子会社との吸収合併により未実現損益を含む孫会社株式を受け入れる場合、当該未実現損益を消去して孫会社株式を計上することになると考えられます。

親会社が子会社を吸収合併する場合、親会社の個別財務諸表上、原則として、子会社の適正な帳簿価額により資産及び負債を受け入れますが、連結財務諸表の作成にあたり、子会社の資産又は負債に含まれる未実現損益(親会社の個別財務諸表上、損益に計上された額に限る。)を消去している場合には、未実現損益消去後の金額で当該資産又は負債を受け入れる、と定められています(「企業結合会計基準及び事業分離等会計基準に関する適用指針」(以下、「企業結合等適用指針」という)第207項(2))。
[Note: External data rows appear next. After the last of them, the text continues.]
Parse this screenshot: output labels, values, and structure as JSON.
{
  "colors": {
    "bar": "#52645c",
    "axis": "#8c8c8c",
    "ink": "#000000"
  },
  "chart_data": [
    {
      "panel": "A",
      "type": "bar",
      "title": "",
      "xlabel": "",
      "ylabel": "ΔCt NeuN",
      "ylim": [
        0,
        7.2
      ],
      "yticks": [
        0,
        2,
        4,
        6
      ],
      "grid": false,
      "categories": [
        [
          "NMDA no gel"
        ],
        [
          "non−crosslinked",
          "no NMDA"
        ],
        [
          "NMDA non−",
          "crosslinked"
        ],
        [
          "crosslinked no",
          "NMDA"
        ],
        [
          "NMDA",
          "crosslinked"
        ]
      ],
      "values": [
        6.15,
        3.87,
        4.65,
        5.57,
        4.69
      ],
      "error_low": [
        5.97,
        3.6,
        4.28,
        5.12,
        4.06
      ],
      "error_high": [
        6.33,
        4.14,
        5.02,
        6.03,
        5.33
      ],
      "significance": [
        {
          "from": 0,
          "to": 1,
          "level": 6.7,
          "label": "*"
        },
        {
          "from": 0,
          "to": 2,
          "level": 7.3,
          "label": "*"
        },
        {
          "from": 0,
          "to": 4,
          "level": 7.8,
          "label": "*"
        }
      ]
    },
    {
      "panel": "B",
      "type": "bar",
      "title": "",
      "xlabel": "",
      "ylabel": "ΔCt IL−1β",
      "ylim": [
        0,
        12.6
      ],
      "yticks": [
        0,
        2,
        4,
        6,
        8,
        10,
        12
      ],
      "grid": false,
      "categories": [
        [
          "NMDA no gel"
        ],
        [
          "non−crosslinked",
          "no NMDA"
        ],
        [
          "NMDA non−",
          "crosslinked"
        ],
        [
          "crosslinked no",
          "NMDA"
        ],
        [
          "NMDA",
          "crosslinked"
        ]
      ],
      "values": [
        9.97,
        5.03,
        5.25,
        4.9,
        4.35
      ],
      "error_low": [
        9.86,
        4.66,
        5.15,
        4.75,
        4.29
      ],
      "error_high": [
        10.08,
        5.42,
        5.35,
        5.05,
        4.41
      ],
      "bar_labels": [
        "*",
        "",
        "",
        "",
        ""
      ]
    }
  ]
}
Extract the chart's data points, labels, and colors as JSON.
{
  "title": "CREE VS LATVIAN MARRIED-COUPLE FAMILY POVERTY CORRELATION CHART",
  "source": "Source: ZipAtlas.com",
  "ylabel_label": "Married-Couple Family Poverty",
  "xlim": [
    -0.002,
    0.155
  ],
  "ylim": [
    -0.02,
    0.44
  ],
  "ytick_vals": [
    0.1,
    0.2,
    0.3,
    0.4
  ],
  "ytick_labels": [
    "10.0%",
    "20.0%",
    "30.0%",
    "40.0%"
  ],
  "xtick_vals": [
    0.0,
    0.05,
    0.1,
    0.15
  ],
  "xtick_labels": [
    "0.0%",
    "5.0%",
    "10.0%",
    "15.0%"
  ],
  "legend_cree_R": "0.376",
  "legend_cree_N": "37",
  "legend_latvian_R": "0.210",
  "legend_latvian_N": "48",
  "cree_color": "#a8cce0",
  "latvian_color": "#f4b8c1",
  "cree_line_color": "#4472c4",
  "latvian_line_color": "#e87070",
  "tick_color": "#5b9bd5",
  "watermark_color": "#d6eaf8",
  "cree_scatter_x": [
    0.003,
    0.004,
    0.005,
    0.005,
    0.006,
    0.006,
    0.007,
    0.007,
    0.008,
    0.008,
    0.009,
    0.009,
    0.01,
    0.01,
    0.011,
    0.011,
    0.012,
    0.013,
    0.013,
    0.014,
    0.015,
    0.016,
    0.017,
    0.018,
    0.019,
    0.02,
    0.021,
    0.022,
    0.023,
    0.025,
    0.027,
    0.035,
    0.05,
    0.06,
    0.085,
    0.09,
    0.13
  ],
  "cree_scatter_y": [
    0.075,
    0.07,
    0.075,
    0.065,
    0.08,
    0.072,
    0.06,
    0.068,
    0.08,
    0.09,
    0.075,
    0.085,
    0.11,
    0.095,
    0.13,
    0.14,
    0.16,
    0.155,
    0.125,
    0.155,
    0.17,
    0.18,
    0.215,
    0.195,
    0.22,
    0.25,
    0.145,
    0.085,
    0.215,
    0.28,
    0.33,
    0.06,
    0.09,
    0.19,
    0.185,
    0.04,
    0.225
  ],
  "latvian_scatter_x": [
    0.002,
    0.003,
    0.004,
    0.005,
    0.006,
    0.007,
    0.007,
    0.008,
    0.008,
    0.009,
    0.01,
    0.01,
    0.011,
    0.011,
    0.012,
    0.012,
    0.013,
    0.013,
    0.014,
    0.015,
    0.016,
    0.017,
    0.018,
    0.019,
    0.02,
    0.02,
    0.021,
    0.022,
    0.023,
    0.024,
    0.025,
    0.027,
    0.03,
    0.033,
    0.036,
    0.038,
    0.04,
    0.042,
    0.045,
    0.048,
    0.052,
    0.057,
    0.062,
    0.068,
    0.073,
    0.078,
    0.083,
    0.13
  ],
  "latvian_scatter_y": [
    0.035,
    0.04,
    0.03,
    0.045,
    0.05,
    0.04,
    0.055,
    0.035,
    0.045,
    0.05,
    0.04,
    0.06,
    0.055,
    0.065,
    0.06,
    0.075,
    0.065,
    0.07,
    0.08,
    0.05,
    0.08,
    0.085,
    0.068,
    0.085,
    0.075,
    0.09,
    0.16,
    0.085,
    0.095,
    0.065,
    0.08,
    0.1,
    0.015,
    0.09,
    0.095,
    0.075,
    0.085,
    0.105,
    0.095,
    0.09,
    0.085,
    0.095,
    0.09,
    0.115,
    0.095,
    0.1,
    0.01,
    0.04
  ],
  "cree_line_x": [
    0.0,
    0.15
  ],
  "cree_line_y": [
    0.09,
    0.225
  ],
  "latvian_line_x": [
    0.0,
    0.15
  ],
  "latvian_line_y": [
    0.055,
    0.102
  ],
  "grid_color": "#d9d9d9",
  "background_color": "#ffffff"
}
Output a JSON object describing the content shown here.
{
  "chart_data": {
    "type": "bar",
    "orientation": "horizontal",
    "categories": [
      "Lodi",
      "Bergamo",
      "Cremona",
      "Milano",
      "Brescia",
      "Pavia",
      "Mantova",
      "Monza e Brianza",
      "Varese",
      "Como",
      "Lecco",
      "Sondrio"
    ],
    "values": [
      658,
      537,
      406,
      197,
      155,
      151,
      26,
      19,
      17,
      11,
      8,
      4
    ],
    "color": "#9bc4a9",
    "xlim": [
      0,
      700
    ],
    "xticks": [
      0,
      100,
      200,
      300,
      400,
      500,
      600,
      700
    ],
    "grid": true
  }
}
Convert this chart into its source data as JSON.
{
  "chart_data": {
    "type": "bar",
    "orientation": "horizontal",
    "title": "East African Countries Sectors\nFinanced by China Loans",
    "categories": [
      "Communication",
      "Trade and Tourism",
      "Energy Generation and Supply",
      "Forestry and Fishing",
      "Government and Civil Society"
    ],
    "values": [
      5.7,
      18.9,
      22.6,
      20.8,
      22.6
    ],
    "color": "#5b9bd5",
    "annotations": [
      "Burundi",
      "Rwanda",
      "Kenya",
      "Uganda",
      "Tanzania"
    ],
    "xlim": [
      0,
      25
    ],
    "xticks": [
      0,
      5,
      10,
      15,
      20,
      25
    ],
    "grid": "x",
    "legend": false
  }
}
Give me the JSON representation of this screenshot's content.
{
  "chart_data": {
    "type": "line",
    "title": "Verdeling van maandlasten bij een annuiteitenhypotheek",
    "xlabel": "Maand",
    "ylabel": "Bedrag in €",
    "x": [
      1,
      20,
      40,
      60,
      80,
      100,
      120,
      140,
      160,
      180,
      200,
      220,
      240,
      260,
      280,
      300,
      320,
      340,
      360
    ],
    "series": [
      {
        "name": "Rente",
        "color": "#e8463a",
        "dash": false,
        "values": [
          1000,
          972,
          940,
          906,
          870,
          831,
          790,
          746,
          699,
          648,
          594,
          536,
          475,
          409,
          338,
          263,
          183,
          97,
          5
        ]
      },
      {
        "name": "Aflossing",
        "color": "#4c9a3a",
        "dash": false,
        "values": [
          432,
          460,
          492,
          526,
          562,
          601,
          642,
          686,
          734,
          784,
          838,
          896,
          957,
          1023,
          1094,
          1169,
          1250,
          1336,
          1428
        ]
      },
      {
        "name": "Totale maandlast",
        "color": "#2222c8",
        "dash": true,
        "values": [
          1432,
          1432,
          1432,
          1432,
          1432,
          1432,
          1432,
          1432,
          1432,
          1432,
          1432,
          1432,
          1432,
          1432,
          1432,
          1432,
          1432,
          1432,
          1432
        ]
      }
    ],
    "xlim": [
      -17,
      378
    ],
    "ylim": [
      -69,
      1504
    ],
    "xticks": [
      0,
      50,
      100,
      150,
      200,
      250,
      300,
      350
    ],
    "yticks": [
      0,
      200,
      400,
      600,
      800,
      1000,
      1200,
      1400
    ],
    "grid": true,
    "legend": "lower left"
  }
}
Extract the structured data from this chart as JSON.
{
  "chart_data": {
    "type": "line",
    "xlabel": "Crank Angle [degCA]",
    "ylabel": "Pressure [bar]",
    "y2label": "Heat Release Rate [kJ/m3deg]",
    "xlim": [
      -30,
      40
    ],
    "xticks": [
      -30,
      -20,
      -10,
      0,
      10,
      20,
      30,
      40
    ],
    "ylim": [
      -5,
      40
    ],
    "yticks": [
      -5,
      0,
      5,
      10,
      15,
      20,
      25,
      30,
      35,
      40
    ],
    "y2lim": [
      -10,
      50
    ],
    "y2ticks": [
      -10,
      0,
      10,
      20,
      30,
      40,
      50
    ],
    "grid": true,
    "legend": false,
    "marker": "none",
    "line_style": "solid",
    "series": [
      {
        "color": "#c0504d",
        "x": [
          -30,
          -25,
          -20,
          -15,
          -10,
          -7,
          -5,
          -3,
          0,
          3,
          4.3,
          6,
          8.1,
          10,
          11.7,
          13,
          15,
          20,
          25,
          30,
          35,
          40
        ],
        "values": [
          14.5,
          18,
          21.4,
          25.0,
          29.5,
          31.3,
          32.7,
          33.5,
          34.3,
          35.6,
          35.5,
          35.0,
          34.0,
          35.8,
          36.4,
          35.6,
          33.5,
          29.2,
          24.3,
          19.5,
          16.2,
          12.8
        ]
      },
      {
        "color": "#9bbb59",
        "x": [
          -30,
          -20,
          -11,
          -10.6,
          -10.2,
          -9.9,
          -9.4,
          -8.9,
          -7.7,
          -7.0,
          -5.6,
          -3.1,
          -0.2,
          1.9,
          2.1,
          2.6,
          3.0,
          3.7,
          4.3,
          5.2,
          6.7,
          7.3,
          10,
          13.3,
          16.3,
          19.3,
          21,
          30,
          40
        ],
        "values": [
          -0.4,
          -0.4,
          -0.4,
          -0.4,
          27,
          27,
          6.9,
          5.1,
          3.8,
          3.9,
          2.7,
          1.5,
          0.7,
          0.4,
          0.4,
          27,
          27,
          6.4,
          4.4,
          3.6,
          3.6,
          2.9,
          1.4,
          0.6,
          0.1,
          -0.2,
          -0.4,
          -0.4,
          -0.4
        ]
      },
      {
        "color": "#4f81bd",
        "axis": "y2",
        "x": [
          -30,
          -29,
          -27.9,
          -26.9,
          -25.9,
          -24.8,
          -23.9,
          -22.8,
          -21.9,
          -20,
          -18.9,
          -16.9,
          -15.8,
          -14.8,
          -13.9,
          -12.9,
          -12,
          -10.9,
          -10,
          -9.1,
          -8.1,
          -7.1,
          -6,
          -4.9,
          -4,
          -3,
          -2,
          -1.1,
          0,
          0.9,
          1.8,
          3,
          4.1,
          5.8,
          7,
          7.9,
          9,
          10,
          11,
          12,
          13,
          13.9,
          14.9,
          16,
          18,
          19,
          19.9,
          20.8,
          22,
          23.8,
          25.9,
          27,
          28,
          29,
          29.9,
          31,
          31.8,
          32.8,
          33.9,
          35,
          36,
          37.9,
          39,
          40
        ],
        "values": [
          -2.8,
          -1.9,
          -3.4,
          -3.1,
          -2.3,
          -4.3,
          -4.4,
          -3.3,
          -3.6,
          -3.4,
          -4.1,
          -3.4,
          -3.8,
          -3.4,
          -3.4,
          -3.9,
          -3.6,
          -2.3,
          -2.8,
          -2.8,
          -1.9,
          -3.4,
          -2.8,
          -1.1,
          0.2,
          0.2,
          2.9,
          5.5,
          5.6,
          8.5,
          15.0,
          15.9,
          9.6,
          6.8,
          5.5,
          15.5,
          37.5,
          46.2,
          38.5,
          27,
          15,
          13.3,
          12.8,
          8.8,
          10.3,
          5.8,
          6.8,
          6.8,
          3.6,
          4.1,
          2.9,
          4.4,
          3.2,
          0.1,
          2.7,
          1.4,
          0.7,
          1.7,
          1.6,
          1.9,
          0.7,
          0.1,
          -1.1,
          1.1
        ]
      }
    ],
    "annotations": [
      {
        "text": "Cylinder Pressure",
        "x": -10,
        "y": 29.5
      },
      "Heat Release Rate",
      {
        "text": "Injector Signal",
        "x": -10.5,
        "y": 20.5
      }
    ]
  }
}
本ケースのような孫会社株式について、上記の帳簿価額の修正に関して棚卸資産及び固定資産とは異なる定めはありません。合併にあたって受け入れる資産であり、過去に親会社の個別財務諸表上で売却損益を認識し、連結財務諸表上で未実現損益として消去して資本連結しているため、棚卸資産及び固定資産と同様に修正後の帳簿価額により受け入れ、当該修正に伴う差額は、特別損益(株式売却益修正損等の科目)に計上することになると考えられます(企業結合等適用指針第207項(2))。

数値例による解説

資料

B社株式の未実現利益は、2,000

P社の個別財務諸表上の仕訳

子会社A社の吸収合併に係る開始仕訳

(借)

(貸)

B社株式

10,000

負債

32,000

上記以外資産

140,000

資本金

100,000

関係会社株式売却益修正損
(特別損失)

2,000

利益剰余金

20,000

P社の連結財務諸表上の仕訳

未実現利益に係る開始仕訳

(借)

(貸)

連結剰余金期首残高

2,000

B社株式

2,000

合併 修正に係る仕訳

(借)

(貸)

B社株式

2,000

関係会社株式売却益修正損
(特別損失)

2,000

開始仕訳で消去した未実現利益を関係会社株式売却益修正損と相殺消去し、個別財務諸表上の仕訳を戻した。